The horrors of the French Revolution, and the declaration of independence of the Colonial States of America, were yet too fresh in memory for the authorities of the time to see without alarm what seemed to be the flag of Republicanism flaunted in their very faces, and they sought to put it down at all hazards. The story of the battle between the authorities and Carlile will be found in the story of his life. It lasted for many years, but Carlile lived to come off a victor. The Government finally declared themselves defeated by him in his mode of moral warfare in the struggle for the freedom of the Press, pronouncing him invincible in the course he had taken.
It was said of the Republican that the only section of the British Press which could be said to be free at that time, was that which was issued from Dorchester Prison!
Before his six years of imprisonment had expired, Carlile was informed that it was Lord Castlereagh, the then Prime Minister, who was so determined to crush him, and also that it was his publication of the horrors of the Manchester massacre and his open letters to the King and Lord Sidmouth that gave the offence—Castlereagh himself having given the order for the massacre, and being solely responsible for it.

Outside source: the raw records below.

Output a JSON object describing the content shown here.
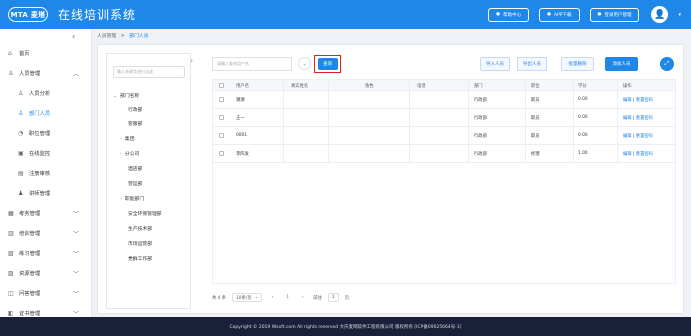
{
  "header": {
    "logo_text": "MTA 麦塔",
    "title": "在线培训系统",
    "actions": [
      {
        "icon": "help-icon",
        "label": "帮助中心"
      },
      {
        "icon": "mobile-icon",
        "label": "APP下载"
      },
      {
        "icon": "user-icon",
        "label": "登录用户管理"
      }
    ],
    "avatar_icon": "avatar-icon"
  },
  "sidebar": {
    "items": [
      {
        "label": "首页",
        "icon": "home-icon",
        "level": 0,
        "expandable": false
      },
      {
        "label": "人员管理",
        "icon": "person-icon",
        "level": 0,
        "expandable": true,
        "expanded": true
      },
      {
        "label": "人员分析",
        "icon": "person-analysis-icon",
        "level": 1
      },
      {
        "label": "部门人员",
        "icon": "department-icon",
        "level": 1,
        "active": true
      },
      {
        "label": "职位管理",
        "icon": "position-icon",
        "level": 1
      },
      {
        "label": "在线监控",
        "icon": "monitor-icon",
        "level": 1
      },
      {
        "label": "注册审核",
        "icon": "audit-icon",
        "level": 1
      },
      {
        "label": "讲师管理",
        "icon": "lecturer-icon",
        "level": 1
      },
      {
        "label": "考务管理",
        "icon": "exam-icon",
        "level": 0,
        "expandable": true
      },
      {
        "label": "培训管理",
        "icon": "training-icon",
        "level": 0,
        "expandable": true
      },
      {
        "label": "练习管理",
        "icon": "practice-icon",
        "level": 0,
        "expandable": true
      },
      {
        "label": "资源管理",
        "icon": "resource-icon",
        "level": 0,
        "expandable": true
      },
      {
        "label": "问答管理",
        "icon": "qa-icon",
        "level": 0,
        "expandable": true
      },
      {
        "label": "证书管理",
        "icon": "certificate-icon",
        "level": 0,
        "expandable": true
      }
    ]
  },
  "breadcrumb": {
    "parent": "人员管理",
    "separator": ">",
    "current": "部门人员"
  },
  "tree": {
    "search_placeholder": "输入关键字进行过滤",
    "nodes": [
      {
        "label": "部门名称",
        "level": 0,
        "arrow": "⌄"
      },
      {
        "label": "行政部",
        "level": 1,
        "arrow": ""
      },
      {
        "label": "客服部",
        "level": 1,
        "arrow": ""
      },
      {
        "label": "集团",
        "level": 1,
        "arrow": "›"
      },
      {
        "label": "分公司",
        "level": 1,
        "arrow": "›"
      },
      {
        "label": "酒店部",
        "level": 1,
        "arrow": ""
      },
      {
        "label": "营运部",
        "level": 1,
        "arrow": ""
      },
      {
        "label": "职能部门",
        "level": 1,
        "arrow": "›"
      },
      {
        "label": "安全环保管理部",
        "level": 1,
        "arrow": ""
      },
      {
        "label": "生产技术部",
        "level": 1,
        "arrow": ""
      },
      {
        "label": "市场运营部",
        "level": 1,
        "arrow": ""
      },
      {
        "label": "党群工作部",
        "level": 1,
        "arrow": ""
      }
    ]
  },
  "toolbar": {
    "search_placeholder": "请输入查询用户名",
    "query_label": "查询",
    "import_label": "导入人员",
    "export_label": "导出人员",
    "batch_delete_label": "批量删除",
    "add_label": "添加人员"
  },
  "table": {
    "columns": [
      "",
      "用户名",
      "真实姓名",
      "角色",
      "电话",
      "",
      "部门",
      "职位",
      "学分",
      "操作"
    ],
    "rows": [
      {
        "username": "潮潮",
        "realname": "",
        "role": "",
        "phone": "",
        "dept": "行政部",
        "position": "职员",
        "credit": "0.00"
      },
      {
        "username": "王一",
        "realname": "",
        "role": "",
        "phone": "",
        "dept": "行政部",
        "position": "职员",
        "credit": "0.00"
      },
      {
        "username": "0001",
        "realname": "",
        "role": "",
        "phone": "",
        "dept": "行政部",
        "position": "职员",
        "credit": "0.00"
      },
      {
        "username": "李四发",
        "realname": "",
        "role": "",
        "phone": "",
        "dept": "行政部",
        "position": "经理",
        "credit": "1.00"
      }
    ],
    "op_edit": "编辑",
    "op_sep": "|",
    "op_reset": "重置密码"
  },
  "pager": {
    "total": "共 4 条",
    "page_size": "10条/页",
    "prev": "‹",
    "current": "1",
    "next": "›",
    "goto_label": "前往",
    "goto_value": "1",
    "page_unit": "页"
  },
  "footer": {
    "text": "Copyright © 2019 Wsoft.com All rights reserved 大庆麦网软件工程有限公司 版权所有 [ICP备09025664号-1]"
  },
  "colors": {
    "primary": "#1f87e8",
    "footer": "#1a1f3a",
    "highlight": "#e02020"
  }
}
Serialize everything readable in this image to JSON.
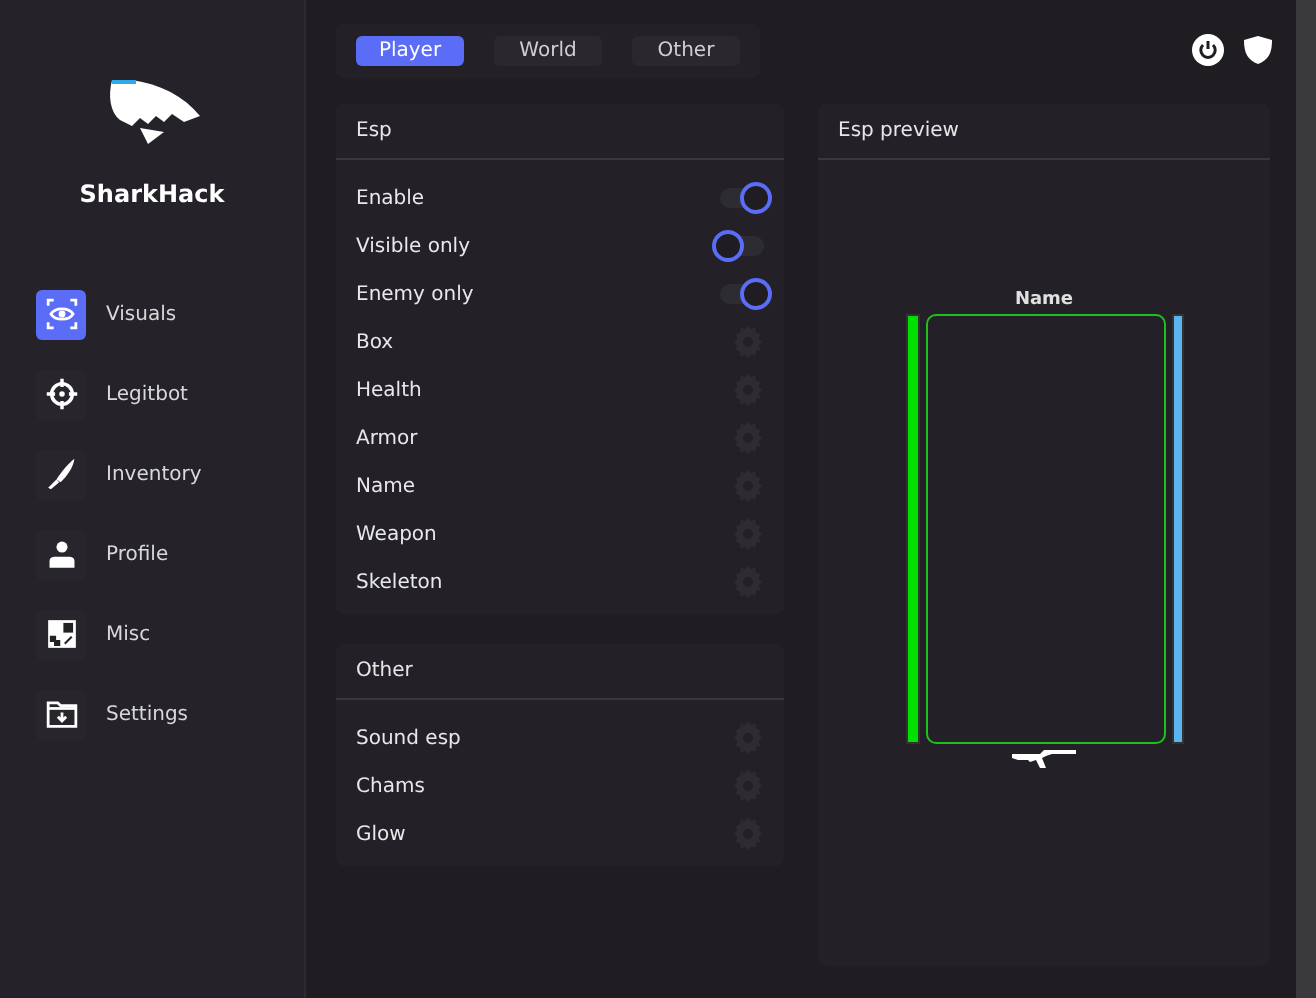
{
  "brand": {
    "name": "SharkHack"
  },
  "nav": [
    {
      "label": "Visuals",
      "kind": "eye",
      "selected": true
    },
    {
      "label": "Legitbot",
      "kind": "crosshair",
      "selected": false
    },
    {
      "label": "Inventory",
      "kind": "knife",
      "selected": false
    },
    {
      "label": "Profile",
      "kind": "person",
      "selected": false
    },
    {
      "label": "Misc",
      "kind": "grid",
      "selected": false
    },
    {
      "label": "Settings",
      "kind": "folder",
      "selected": false
    }
  ],
  "tabs": [
    {
      "label": "Player",
      "selected": true
    },
    {
      "label": "World",
      "selected": false
    },
    {
      "label": "Other",
      "selected": false
    }
  ],
  "panels": [
    {
      "title": "Esp",
      "items": [
        {
          "label": "Enable",
          "kind": "toggle",
          "on": true
        },
        {
          "label": "Visible only",
          "kind": "toggle",
          "on": false
        },
        {
          "label": "Enemy only",
          "kind": "toggle",
          "on": true
        },
        {
          "label": "Box",
          "kind": "settings"
        },
        {
          "label": "Health",
          "kind": "settings"
        },
        {
          "label": "Armor",
          "kind": "settings"
        },
        {
          "label": "Name",
          "kind": "settings"
        },
        {
          "label": "Weapon",
          "kind": "settings"
        },
        {
          "label": "Skeleton",
          "kind": "settings"
        }
      ]
    },
    {
      "title": "Other",
      "items": [
        {
          "label": "Sound esp",
          "kind": "settings"
        },
        {
          "label": "Chams",
          "kind": "settings"
        },
        {
          "label": "Glow",
          "kind": "settings"
        }
      ]
    }
  ],
  "preview": {
    "title": "Esp preview",
    "name_tag": "Name"
  }
}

The charge of blasphemous libel was decided upon, after much consultation, as the strongest that could be brought to bear upon Carlile, as in that case the help and strength of the Church could be had, and the minds of the people could be turned from the contemplation of that bloody affair at Manchester. So our hero was marked for slaughter. The fiat had gone forth! Judge, Attorney-General, and all the prosecutors were whipped into line and made to try this case and find this verdict, however reluctant they might have been, and were, to do so.

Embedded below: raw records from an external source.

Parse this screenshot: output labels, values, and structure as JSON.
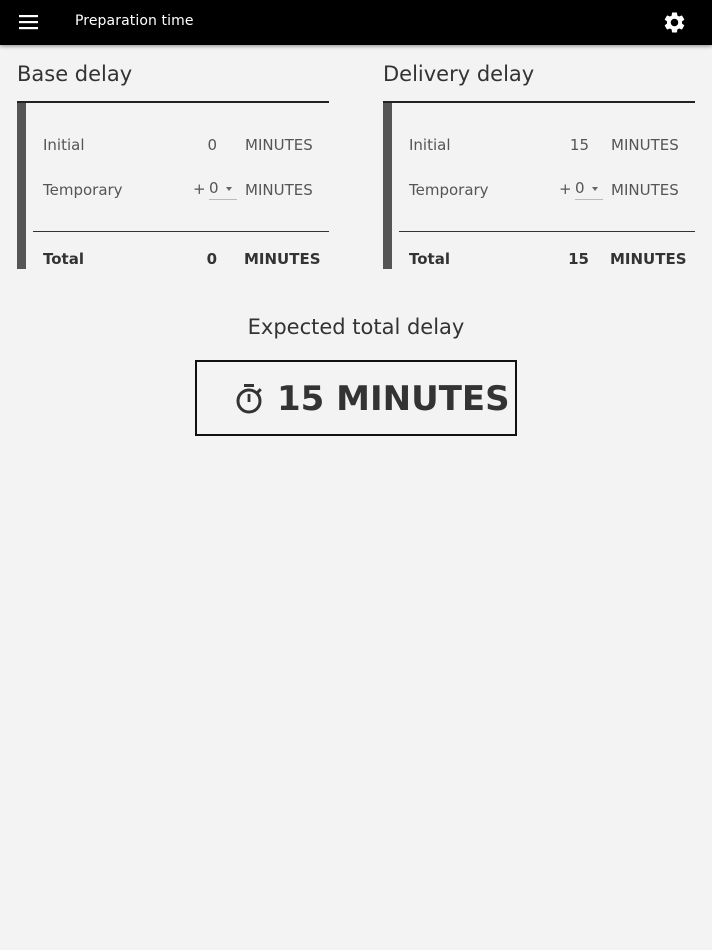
{
  "header": {
    "title": "Preparation time",
    "menu_icon": "hamburger-menu-icon",
    "settings_icon": "gear-icon"
  },
  "base_delay": {
    "title": "Base delay",
    "initial": {
      "label": "Initial",
      "value": "0",
      "unit": "MINUTES"
    },
    "temporary": {
      "label": "Temporary",
      "prefix": "+",
      "selected": "0",
      "unit": "MINUTES"
    },
    "total": {
      "label": "Total",
      "value": "0",
      "unit": "MINUTES"
    }
  },
  "delivery_delay": {
    "title": "Delivery delay",
    "initial": {
      "label": "Initial",
      "value": "15",
      "unit": "MINUTES"
    },
    "temporary": {
      "label": "Temporary",
      "prefix": "+",
      "selected": "0",
      "unit": "MINUTES"
    },
    "total": {
      "label": "Total",
      "value": "15",
      "unit": "MINUTES"
    }
  },
  "expected": {
    "title": "Expected total delay",
    "value": "15 MINUTES",
    "icon": "stopwatch-icon"
  },
  "colors": {
    "header_bg": "#000000",
    "page_bg": "#f3f3f3",
    "panel_accent": "#555555",
    "text": "#333333"
  }
}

With this view of the case, which I believe to be the correct one, the reader will more readily comprehend how those stingingly sarcastic letters to Gifford must have stung and rankled in the wounds.
Carlile may be said to have travelled his native isle like the champion of old—always mounted on his charger of fearlessness, and armed cap-a-pie for the encounter of his enemies. They always knew where to find him, and he was always ready to do battle for the right and against wrong. He never skulked nor concealed himself, nor took ship to avoid his enemies. He wore his colors in his helmet in plain sight of all, with proud defiance, and if, as sometimes happened, he was for the time worsted in an encounter, he neither cringed nor fawned, nor asked for quarter. He nursed his wounds as best he might, and never wavered in his determination to fight for the right while life endured.

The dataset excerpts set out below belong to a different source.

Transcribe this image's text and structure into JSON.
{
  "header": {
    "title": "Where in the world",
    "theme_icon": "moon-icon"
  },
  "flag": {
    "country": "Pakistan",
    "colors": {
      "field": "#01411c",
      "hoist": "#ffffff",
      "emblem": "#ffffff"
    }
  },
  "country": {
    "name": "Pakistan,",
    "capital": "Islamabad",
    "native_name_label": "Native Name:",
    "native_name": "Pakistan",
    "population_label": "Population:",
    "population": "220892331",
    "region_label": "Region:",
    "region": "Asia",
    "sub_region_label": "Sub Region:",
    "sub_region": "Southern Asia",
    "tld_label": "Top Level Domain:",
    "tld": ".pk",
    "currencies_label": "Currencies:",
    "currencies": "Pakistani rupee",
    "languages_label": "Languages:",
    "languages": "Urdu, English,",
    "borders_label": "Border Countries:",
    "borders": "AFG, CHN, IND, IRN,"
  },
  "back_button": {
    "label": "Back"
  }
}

The names of the various publications brought out by Carlile indicated in a measure the attitude he assumed. They were the Republican, the Deist, the Moralist, the Lion, the Prompter, the Gauntlet, the Christian Warrior, the Phoenix, the Scourge, and the Church.
Carlile never changed the character of a paper to suit the times, but always stopped the old paper and started a new one whenever he felt that the old one had accomplished the purpose for which he had started it.
In the matter of praise and blame Carlile ran the whole gamut, from the highest crescendo of approval to the basso profundi of malediction. He was called "the intellectual Saviour" and the "moral regenerator of mankind" by his friends, and "the great Satan of the day" by his enemies; and he was equally unmoved by the extravagance of either. During the whole course of his public life he did not turn aside for one instant nor stray one foot from the path he had marked out for himself. Fines, confiscations, or imprisonments could not crush him, and we find him saying, on entering into the tenth year of imprisonment, that "he was now well seasoned for the fight"!